カバーはたいてい店のロゴが入っています。後で、ああ、これはあのお店で買ったのだ。と、思い出したりもします。本を我が子のように可愛がる本好きはきっと、本を手に入れるまでの一連の流れを覚えているに違いありません。たまに、何かのキャンペーンでいつもとは違う種類のカバーがあったりします。「どちらにしますか?」もちろん、選ぶのはキャンペーン中のカバーです。キャンペーン中のカバーが数種類ある場合、カバーの種類の数に合わせて買う本を増やしたりしてしまいます。本末転倒ですが、これはこれでとても楽しいです。

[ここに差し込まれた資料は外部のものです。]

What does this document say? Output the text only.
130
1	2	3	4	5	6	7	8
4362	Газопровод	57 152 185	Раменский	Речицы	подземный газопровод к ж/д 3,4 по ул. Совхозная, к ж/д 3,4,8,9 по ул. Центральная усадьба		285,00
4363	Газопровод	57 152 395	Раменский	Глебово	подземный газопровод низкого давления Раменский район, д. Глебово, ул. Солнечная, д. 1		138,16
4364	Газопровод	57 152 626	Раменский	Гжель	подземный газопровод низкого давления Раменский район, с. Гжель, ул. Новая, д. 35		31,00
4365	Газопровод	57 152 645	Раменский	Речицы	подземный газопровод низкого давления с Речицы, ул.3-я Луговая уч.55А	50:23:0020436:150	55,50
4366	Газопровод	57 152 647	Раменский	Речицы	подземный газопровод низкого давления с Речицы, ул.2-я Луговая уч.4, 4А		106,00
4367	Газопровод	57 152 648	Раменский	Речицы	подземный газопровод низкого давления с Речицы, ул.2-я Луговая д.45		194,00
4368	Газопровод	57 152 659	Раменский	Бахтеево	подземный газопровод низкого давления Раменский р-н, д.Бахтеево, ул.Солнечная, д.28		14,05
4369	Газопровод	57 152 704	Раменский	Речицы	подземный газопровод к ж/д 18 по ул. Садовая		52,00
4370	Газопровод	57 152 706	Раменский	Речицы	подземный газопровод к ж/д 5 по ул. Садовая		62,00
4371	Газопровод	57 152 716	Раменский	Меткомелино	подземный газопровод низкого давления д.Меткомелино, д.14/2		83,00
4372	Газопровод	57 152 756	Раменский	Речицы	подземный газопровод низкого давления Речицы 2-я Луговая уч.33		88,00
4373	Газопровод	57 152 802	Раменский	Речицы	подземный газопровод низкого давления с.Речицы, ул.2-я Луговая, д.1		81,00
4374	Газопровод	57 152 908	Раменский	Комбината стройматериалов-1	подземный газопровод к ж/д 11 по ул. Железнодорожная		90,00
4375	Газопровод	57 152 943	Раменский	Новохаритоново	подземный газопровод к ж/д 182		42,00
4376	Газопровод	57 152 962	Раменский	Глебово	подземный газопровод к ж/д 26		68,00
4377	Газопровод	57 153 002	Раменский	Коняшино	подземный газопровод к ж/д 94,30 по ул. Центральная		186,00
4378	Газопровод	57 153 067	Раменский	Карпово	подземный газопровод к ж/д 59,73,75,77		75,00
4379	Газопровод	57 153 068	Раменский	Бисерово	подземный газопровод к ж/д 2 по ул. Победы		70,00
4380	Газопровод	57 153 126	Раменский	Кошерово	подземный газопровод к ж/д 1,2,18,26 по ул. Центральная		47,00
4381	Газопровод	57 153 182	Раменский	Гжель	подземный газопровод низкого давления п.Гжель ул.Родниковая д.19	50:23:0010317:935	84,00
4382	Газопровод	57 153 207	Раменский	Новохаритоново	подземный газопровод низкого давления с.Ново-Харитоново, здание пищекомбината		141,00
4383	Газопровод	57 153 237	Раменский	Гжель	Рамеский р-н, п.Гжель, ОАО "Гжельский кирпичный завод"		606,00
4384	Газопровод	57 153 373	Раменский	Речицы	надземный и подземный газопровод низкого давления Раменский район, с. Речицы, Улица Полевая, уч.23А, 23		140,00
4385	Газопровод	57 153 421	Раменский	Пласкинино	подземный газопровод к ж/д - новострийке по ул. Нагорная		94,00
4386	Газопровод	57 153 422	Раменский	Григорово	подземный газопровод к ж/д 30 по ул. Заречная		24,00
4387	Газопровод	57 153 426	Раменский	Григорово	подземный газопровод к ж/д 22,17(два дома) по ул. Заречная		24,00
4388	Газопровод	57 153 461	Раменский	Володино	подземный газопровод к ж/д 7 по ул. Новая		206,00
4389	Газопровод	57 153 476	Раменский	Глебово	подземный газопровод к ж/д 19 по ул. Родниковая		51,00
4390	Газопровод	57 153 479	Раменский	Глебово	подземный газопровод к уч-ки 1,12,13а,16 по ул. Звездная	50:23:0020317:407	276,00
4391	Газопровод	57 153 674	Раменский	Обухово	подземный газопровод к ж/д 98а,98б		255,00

一生懸命働いたお金を出して買った愛しい本です。なるべく大切にしてあげたいですし、大切に読みたいです。「カバーをかけますか?」やはりこの言葉は素晴らしい言葉です。

ケータイ小説の大きな魅力はずばり、「時間も場所も問わず読みたいだけ読める事」だと思います。私は現に、電車の中や炊事の後、寝る前などで読み進めています。特に旦那さんが構ってくれない時なんかは・・・。